For my many train journeys last week, I had the perfect travelling companion: Ruth Padel's The Mara Crossing (2012). I was already a fan of her book on her great great grandfather Charles Darwin, in which she manages to capture the character of his life, but also the character of his times, showing how the challenges of modernity, religious doubt and the advance of science were part of the fabric of Darwin's personal experience. In that earlier book, Padel skilfully weaves together her own words and those of Darwin from his letters and writings to make a narrative which is also an experiment in story-telling through verse. The Mara Crossing approaches a not unrelated topic, that of migration, and there are again many references to evolution in this book. But what is particularly fascinating, apart from the tremendous amount the reader (or, at least, this reader) learns about the natural world, is the mixture of prose and sections of thematically linked poems which structure the narrative. The prose sections aren't exactly essays. Framed within a personal narrative of migration (the poet moving house), they combine observations on nature and anecdotes of the people and places Padel encountered while researching and writing the book. She writes movingly and humanely of our common fate as migrants, from the very first migration of cells to the detention centres of 'fortress Europe', and makes a powerful case for tolerance in world whose ecology is threatened as its population explodes, a process both driven by and driving migration. Then, in the poems themselves, particular scenes and characters are evoked again from new perspectives and in greater concentration.

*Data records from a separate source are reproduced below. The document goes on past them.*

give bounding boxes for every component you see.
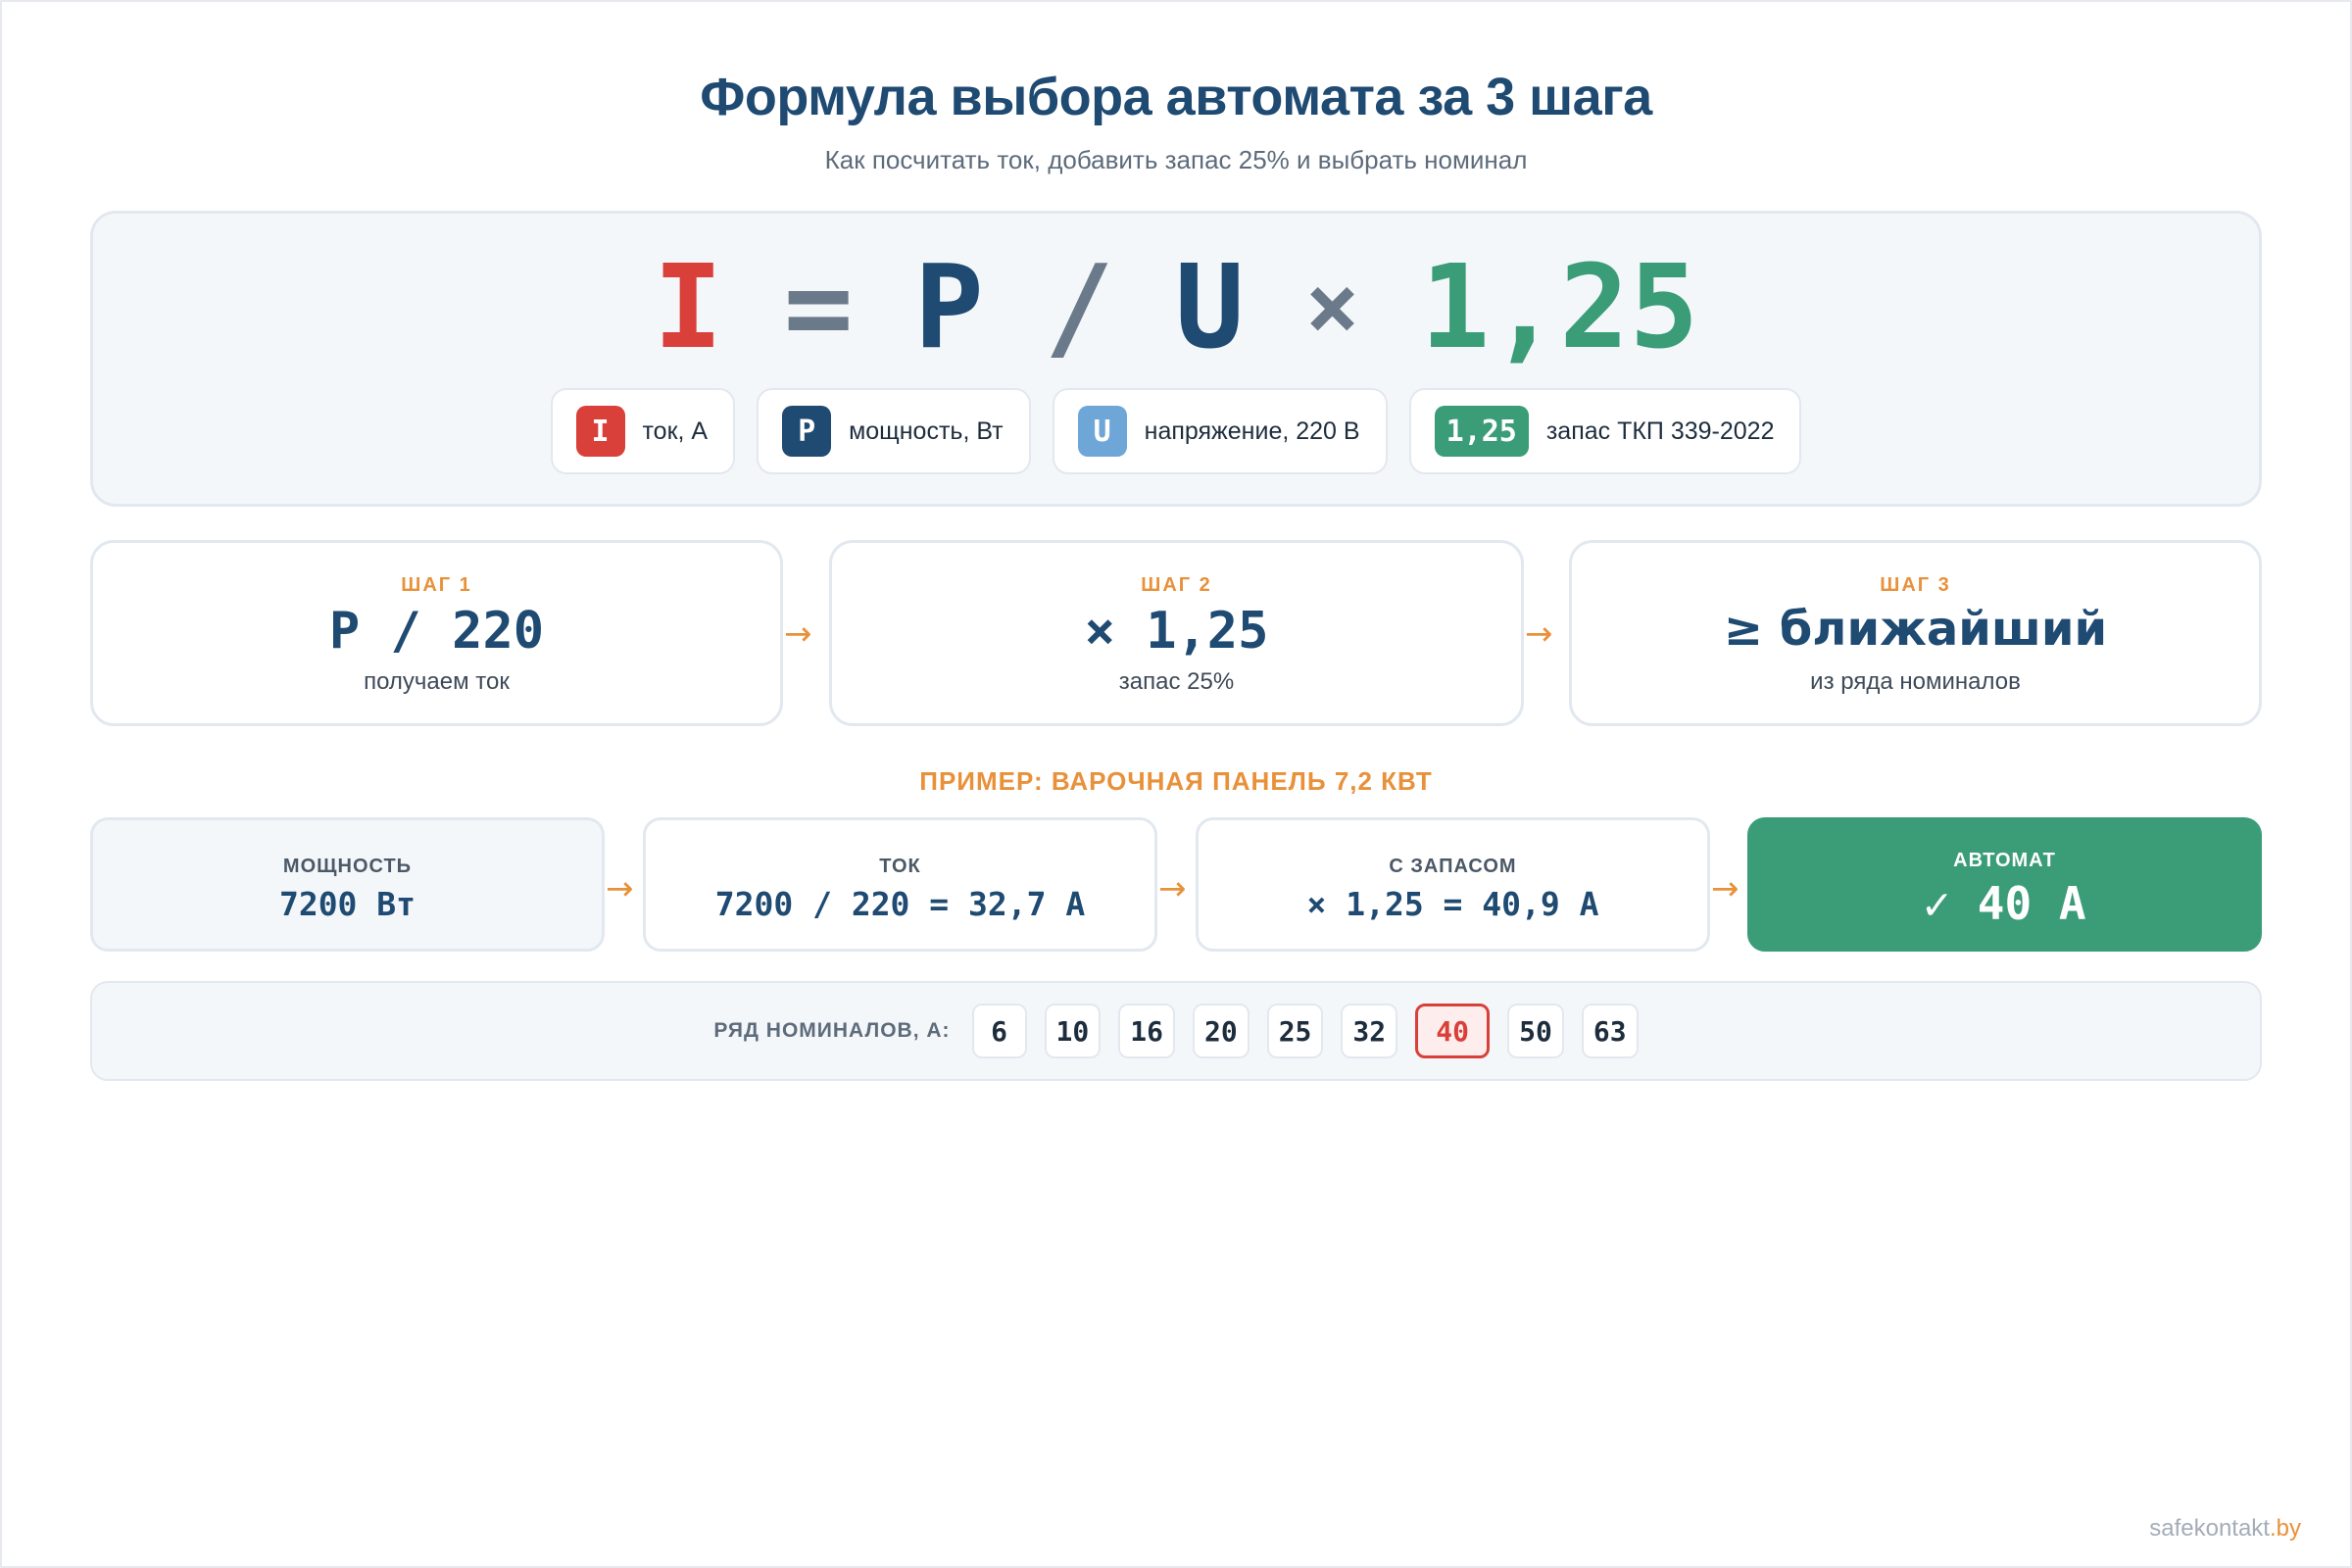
legend-badge-power: P [782,406,832,457]
legend-text-power: мощность, Вт [849,416,1004,445]
legend-text-current: ток, А [642,416,709,445]
legend-chip-current: I ток, А [550,388,736,474]
footer-brand-name: safekontakt [2149,1515,2270,1542]
legend-badge-voltage: U [1077,406,1127,457]
example-result: ✓ 40 А [1923,877,2086,930]
footer-brand: safekontakt.by [2149,1515,2301,1543]
step-card-3: ШАГ 3 ≥ ближайший из ряда номиналов [1569,540,2262,726]
legend-chip-voltage: U напряжение, 220 В [1052,388,1388,474]
step-description: запас 25% [1118,668,1235,695]
example-arrow-icon: → [1158,869,1187,908]
example-label: С ЗАПАСОМ [1389,856,1517,877]
formula-voltage: U [1174,239,1245,374]
step-card-2: ШАГ 2 × 1,25 запас 25% [829,540,1524,726]
example-value: 7200 / 220 = 32,7 А [714,885,1086,923]
rating-chip: 32 [1341,1004,1398,1058]
step-arrow-icon: → [1525,614,1553,654]
page-subtitle: Как посчитать ток, добавить запас 25% и … [824,145,1528,174]
formula-equals: = [783,239,854,374]
example-label: ТОК [879,856,921,877]
rating-chip: 63 [1581,1004,1639,1058]
step-description: из ряда номиналов [1810,668,2021,695]
step-kicker: ШАГ 3 [1880,574,1951,596]
legend-badge-coefficient: 1,25 [1434,406,1529,457]
formula-legend: I ток, А P мощность, Вт U напряжение, 22… [93,388,2259,474]
legend-badge-current: I [575,406,625,457]
page-title: Формула выбора автомата за 3 шага [700,68,1652,126]
formula-power: P [913,239,984,374]
step-formula: ≥ ближайший [1723,602,2108,657]
step-kicker: ШАГ 1 [401,574,472,596]
example-arrow-icon: → [606,869,634,908]
step-arrow-icon: → [784,614,812,654]
example-label: АВТОМАТ [1953,850,2056,871]
example-box-margin: С ЗАПАСОМ × 1,25 = 40,9 А [1196,817,1710,952]
step-card-1: ШАГ 1 P / 220 получаем ток [90,540,783,726]
rating-chip: 16 [1118,1004,1175,1058]
example-box-power: МОЩНОСТЬ 7200 Вт [90,817,605,952]
ratings-label: РЯД НОМИНАЛОВ, А: [713,1019,951,1042]
rating-chip-selected: 40 [1415,1004,1491,1058]
example-value: 7200 Вт [278,885,416,923]
formula: I = P / U × 1,25 [93,243,2259,370]
legend-text-coefficient: запас ТКП 339-2022 [1545,416,1775,445]
footer-domain: .by [2269,1515,2301,1542]
rating-chip: 25 [1266,1004,1324,1058]
formula-panel: I = P / U × 1,25 I ток, А P мощность, Вт… [90,211,2262,507]
rating-chip: 10 [1044,1004,1102,1058]
formula-multiply: × [1304,254,1360,359]
example-box-breaker: АВТОМАТ ✓ 40 А [1747,817,2262,952]
step-formula: P / 220 [328,602,545,661]
formula-current: I [653,239,723,374]
legend-chip-power: P мощность, Вт [757,388,1031,474]
ratings-panel: РЯД НОМИНАЛОВ, А: 6 10 16 20 25 32 40 50… [90,981,2262,1081]
step-description: получаем ток [364,668,510,695]
example-arrow-icon: → [1711,869,1740,908]
example-box-current: ТОК 7200 / 220 = 32,7 А [643,817,1157,952]
rating-chip: 6 [971,1004,1027,1058]
legend-text-voltage: напряжение, 220 В [1144,416,1360,445]
example-title: ПРИМЕР: ВАРОЧНАЯ ПАНЕЛЬ 7,2 КВТ [919,766,1433,796]
example-label: МОЩНОСТЬ [282,856,413,877]
formula-divide: / [1044,239,1114,374]
legend-chip-coefficient: 1,25 запас ТКП 339-2022 [1408,388,1802,474]
example-value: × 1,25 = 40,9 А [1306,885,1599,923]
step-formula: × 1,25 [1084,602,1269,661]
rating-chip: 50 [1507,1004,1564,1058]
rating-chip: 20 [1192,1004,1250,1058]
formula-coefficient: 1,25 [1420,239,1699,374]
step-kicker: ШАГ 2 [1141,574,1212,596]
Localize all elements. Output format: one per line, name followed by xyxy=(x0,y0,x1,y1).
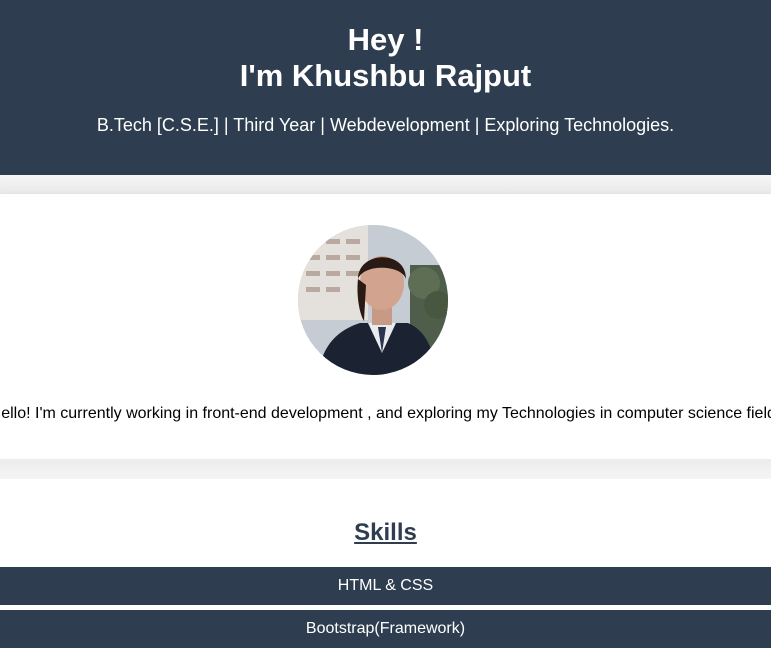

I certainly found the book compelling, and many of the poems stand alone as excellent pieces which would work well without the context provided by the overall story, which is nothing less than ambitious than a history of life on the planet. Having said that, there are times when the particular figure or episode presented in the prose did not feel like it needed revisiting in the form of a poem, of rather where the poem itself did not seem to add a great deal, but I think that is more a side-effect of what is, in the final judgement, a very successful experiment. It has certainly made me think about my place in the world differently - and that is not something many contemporary poets achieve.